Background: Low serum sodium is uncommon in peritoneal dialysis (PD), which is surprising in view of the important role of normal kidney function to regulate water and sodium balance.
Methods: We report 2 cases of persistent hyponatremia with balance studies in Case 1. We performed measurements of dialysate sodium and volume output over 24 hours in a group of chronic PD patients.
Results: The low serum sodium concentration did not vary too much with overall fluid removal via dialysis in patient 1, mainly because large quantities of sodium were removed in the dialysate. In the 24-hour studies, a significant relationship was found between net daily PD sodium removal and net daily dialysate volume removed (r = 0.65). There was no relationship between net daily PD sodium removal and serum sodium concentration. There was a linear direct correlation between serum and dialysate sodium concentration (r = 0.8) as shown by others previously.

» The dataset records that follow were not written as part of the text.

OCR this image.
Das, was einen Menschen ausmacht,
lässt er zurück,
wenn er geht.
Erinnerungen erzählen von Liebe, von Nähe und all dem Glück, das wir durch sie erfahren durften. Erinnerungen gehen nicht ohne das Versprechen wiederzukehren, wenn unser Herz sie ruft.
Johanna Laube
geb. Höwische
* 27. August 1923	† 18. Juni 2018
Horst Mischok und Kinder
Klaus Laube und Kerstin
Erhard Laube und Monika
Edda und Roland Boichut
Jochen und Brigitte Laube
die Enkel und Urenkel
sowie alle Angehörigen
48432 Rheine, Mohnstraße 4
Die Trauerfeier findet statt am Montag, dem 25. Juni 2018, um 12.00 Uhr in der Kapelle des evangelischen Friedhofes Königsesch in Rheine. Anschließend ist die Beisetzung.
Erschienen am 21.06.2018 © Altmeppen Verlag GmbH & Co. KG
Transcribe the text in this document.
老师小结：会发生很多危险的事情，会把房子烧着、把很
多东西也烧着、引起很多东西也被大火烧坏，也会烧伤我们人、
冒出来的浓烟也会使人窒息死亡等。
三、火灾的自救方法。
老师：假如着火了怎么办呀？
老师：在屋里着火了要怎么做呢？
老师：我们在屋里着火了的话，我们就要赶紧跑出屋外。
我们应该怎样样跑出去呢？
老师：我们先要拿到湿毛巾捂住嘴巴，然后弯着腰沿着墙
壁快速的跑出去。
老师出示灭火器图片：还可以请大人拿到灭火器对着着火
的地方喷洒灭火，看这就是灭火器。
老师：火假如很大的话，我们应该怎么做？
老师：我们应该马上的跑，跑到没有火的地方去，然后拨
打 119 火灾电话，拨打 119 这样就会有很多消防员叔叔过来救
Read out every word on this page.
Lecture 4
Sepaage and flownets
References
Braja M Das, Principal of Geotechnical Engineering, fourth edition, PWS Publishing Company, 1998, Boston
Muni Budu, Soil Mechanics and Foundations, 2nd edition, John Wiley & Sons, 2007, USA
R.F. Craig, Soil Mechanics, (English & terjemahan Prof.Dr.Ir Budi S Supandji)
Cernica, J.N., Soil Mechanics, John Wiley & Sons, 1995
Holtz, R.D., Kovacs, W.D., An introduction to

Conclusions: These results suggest that the main determinant of PD sodium loss is net dialysate ultrafiltration volume. Water loss via dialysis is necessarily associated with sodium loss. In order to maintain a normal serum sodium concentration salt intake must be proportional to the water loss induced by dialysis. The stimuli that allow dialysis patients to maintain this delicate balance between water and salt intake are of considerable interest but remain undetermined.